'Anin, Reihan, Shaked, Mon 20.9.10, Morning
Translator: Charles K.
06:00 A’anin agricultural gate
We arrive, along with the children of the Bedouin family which lives next to the checkpoint; about ten children are waiting for their ride to school in Umm Reihan, which is over at 14:00.
Few cross, only about 15 people. Silent, hurried; what can they say that hasn’t been said already? What can they ask for that they haven’t already received? We watch what’s happening at the far end of the checkpoint; people with a valid permit don’t seem to have any problem.
A soldier on guard points his weapon in our direction, toward those leaving for the seam zone.
Abbas, from the DCO, stops on his way to the Shaked checkpoint. He says that they’re beginning to issue permits for the olive harvest that begins in mid-October. He doesn’t know how many. No, it’s not too late (in any case, there aren’t many permits – there’s not much work. There’ll be enough!)
06:40 The new Barta’a checkpoint (Reihan)
Laborers who’ve been inspected wait by the roadside for their rides. Many laborers arrive and immediately enter the terminal. On their way they place their meager belongings on the table across from the inspecting window and pass through the magnemometer. No one mentions the peace talks, unlike in the past when passions ran high. “Life is just a crapshoot over which we have no control,” says M., one of drivers, “so what’s there to talk about? What will be – will be; it’s all in Allah’s hands.” In other words – you can’t be disappointed if you have no expectations. Everyone’s quiet, which is good for the Occupaiton.

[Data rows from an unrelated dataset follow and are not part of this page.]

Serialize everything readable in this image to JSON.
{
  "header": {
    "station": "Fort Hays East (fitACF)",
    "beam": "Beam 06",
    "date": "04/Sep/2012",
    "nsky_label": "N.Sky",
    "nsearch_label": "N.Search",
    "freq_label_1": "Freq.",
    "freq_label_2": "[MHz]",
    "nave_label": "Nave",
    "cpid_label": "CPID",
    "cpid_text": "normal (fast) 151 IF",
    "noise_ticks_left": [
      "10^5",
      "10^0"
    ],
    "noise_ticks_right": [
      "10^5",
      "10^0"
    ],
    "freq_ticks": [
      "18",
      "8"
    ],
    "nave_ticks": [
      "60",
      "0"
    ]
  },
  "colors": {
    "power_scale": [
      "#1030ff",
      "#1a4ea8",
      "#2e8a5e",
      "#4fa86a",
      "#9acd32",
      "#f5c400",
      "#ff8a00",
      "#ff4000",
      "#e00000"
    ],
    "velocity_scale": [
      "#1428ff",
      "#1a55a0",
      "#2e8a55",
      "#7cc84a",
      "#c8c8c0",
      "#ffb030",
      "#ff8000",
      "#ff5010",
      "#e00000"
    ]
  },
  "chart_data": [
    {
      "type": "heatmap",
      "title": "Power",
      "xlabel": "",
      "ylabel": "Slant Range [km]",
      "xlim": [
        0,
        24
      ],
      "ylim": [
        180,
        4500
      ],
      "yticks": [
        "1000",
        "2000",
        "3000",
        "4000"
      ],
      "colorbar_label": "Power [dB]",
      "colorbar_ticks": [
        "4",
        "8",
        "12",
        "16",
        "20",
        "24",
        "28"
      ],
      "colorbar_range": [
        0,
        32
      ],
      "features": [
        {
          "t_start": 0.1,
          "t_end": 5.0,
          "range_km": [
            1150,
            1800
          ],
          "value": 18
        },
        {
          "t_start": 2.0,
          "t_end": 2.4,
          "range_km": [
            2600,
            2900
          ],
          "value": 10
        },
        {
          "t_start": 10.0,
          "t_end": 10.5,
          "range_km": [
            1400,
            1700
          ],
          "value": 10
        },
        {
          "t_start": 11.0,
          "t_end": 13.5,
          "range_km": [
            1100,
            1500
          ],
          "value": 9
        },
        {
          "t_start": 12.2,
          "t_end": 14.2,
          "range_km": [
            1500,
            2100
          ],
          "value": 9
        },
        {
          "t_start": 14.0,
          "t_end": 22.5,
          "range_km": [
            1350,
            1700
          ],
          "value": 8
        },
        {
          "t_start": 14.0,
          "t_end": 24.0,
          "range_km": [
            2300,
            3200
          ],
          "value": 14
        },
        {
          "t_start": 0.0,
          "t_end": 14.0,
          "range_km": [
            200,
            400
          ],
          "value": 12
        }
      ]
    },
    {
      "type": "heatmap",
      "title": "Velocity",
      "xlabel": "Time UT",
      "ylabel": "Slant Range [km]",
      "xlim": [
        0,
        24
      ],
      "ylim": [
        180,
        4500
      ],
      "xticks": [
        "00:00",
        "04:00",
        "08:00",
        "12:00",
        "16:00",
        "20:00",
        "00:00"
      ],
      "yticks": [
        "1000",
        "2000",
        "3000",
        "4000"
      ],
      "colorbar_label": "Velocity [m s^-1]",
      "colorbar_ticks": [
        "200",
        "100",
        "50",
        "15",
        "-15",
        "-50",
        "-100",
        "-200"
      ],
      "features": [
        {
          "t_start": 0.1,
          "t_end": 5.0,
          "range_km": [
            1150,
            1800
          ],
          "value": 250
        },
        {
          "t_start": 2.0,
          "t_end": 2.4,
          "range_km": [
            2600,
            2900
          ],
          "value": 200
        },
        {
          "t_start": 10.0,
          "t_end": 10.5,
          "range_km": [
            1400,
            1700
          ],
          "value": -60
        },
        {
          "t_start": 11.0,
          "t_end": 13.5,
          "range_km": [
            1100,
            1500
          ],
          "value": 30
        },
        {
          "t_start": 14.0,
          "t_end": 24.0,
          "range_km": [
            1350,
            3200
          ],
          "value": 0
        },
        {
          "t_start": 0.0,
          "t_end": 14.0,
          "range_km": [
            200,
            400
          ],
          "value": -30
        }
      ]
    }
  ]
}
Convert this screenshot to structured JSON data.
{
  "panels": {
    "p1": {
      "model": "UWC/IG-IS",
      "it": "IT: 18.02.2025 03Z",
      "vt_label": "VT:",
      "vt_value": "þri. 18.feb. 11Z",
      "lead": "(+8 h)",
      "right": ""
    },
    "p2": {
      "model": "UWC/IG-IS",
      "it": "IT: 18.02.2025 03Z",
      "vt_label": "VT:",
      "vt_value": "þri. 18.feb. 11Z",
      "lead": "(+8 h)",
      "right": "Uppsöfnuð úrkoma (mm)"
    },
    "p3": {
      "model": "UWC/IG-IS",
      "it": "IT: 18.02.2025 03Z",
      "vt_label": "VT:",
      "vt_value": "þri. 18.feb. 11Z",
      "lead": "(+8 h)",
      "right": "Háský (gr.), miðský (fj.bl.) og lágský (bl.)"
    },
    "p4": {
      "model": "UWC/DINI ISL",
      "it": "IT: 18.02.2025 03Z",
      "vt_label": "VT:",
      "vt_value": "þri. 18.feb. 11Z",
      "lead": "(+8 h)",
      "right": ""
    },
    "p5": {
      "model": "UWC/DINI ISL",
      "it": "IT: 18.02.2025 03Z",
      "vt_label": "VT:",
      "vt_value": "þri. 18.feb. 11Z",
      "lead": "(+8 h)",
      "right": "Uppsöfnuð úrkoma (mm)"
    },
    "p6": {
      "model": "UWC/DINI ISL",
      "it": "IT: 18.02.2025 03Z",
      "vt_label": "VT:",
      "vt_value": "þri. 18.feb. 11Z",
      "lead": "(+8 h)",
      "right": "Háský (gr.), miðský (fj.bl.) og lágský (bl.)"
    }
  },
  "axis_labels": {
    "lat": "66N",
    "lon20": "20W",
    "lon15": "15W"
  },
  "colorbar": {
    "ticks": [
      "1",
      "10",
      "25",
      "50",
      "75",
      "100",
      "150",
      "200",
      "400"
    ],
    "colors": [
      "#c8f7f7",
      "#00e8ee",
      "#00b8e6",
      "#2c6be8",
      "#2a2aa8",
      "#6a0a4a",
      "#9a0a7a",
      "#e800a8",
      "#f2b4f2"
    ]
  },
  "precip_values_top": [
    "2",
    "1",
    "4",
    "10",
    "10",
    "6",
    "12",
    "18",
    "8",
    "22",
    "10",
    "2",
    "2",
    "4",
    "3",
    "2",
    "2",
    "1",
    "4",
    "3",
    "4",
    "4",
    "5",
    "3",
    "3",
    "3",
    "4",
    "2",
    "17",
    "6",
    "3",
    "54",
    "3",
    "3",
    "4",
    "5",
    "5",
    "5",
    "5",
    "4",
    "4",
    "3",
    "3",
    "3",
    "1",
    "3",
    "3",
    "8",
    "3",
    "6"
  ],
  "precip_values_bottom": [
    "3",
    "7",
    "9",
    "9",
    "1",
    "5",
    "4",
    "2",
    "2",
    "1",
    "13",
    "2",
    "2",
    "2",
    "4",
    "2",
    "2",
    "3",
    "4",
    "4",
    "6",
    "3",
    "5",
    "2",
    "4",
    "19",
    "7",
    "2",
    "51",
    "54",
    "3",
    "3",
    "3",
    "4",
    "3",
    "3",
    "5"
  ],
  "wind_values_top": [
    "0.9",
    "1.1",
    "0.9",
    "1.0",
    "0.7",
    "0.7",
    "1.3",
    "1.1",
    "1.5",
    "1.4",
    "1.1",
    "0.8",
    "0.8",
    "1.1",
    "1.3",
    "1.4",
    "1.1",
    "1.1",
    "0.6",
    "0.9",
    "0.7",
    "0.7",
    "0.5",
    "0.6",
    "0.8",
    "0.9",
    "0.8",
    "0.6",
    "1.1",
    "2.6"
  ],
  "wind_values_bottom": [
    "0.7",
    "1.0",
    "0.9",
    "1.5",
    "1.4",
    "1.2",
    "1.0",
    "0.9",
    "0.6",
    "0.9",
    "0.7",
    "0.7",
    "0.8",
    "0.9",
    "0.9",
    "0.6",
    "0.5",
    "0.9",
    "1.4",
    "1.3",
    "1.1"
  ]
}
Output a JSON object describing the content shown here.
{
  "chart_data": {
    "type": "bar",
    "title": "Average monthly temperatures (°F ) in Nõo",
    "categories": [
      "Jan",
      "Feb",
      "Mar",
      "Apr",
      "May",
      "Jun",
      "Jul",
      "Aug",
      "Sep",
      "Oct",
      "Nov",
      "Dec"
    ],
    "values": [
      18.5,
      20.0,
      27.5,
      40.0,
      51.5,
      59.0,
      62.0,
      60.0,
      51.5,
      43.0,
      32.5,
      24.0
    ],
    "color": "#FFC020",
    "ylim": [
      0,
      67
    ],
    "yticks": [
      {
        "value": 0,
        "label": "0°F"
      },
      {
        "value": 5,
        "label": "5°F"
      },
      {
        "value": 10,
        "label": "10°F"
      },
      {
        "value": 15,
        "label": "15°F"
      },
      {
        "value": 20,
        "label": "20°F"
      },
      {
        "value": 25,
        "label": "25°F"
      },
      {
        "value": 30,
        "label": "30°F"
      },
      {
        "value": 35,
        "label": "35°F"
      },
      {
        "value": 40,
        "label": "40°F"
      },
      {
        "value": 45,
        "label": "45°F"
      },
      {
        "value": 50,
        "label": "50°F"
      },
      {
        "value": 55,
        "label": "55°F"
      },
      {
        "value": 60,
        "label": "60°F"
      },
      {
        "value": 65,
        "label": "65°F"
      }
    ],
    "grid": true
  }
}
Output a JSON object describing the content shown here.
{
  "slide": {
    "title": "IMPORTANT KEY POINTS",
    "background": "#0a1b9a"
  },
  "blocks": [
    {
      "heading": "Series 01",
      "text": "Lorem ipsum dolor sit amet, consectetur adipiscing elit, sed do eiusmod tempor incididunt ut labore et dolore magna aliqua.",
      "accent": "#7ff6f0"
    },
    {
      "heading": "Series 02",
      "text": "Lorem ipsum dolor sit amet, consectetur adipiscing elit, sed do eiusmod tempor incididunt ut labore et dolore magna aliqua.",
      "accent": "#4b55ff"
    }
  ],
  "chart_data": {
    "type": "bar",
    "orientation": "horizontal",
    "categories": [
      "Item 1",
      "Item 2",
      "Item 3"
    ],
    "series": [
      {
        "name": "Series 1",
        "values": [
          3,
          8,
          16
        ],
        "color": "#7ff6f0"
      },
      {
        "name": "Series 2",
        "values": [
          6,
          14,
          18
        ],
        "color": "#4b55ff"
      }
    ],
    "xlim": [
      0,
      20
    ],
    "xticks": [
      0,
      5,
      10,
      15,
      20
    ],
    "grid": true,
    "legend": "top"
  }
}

Abut six cars and pickups heading toward the West Bank wait for a woman carrying a baby to be inspected.
07:00 Hermesh checkpoint
The checkpoint isn’t manned. People cross freely. We pass the fires and smoke of charcoal manufactories along the road.
07:20 Back to the new Barta’a checkpoint (Reihan)
Vehicles are now waiting at the lower checkpoint, the drivers waiting outside their vehicles in the blazing sun, seeking a little shade next to them. We waited with them for about 20 more minutes. Leah went to find out the reason for the delay. Meanwhile the gates of the inspection area burst open and about ten vehicles emerge, picking up the laborers who’ve been waiting since we arrived to bring them to work.
08:00 We left
On our way back, a man who doesn’t want to identify himself calls to tell us that his employer pays him NIS 15/hour instead of NIS 21, and hangs up.
We should mention the magnificent squill plants we saw everywhere, blooming on the rocky slopes, just like that, in the midst of the Occupation – a sight for sore eyes.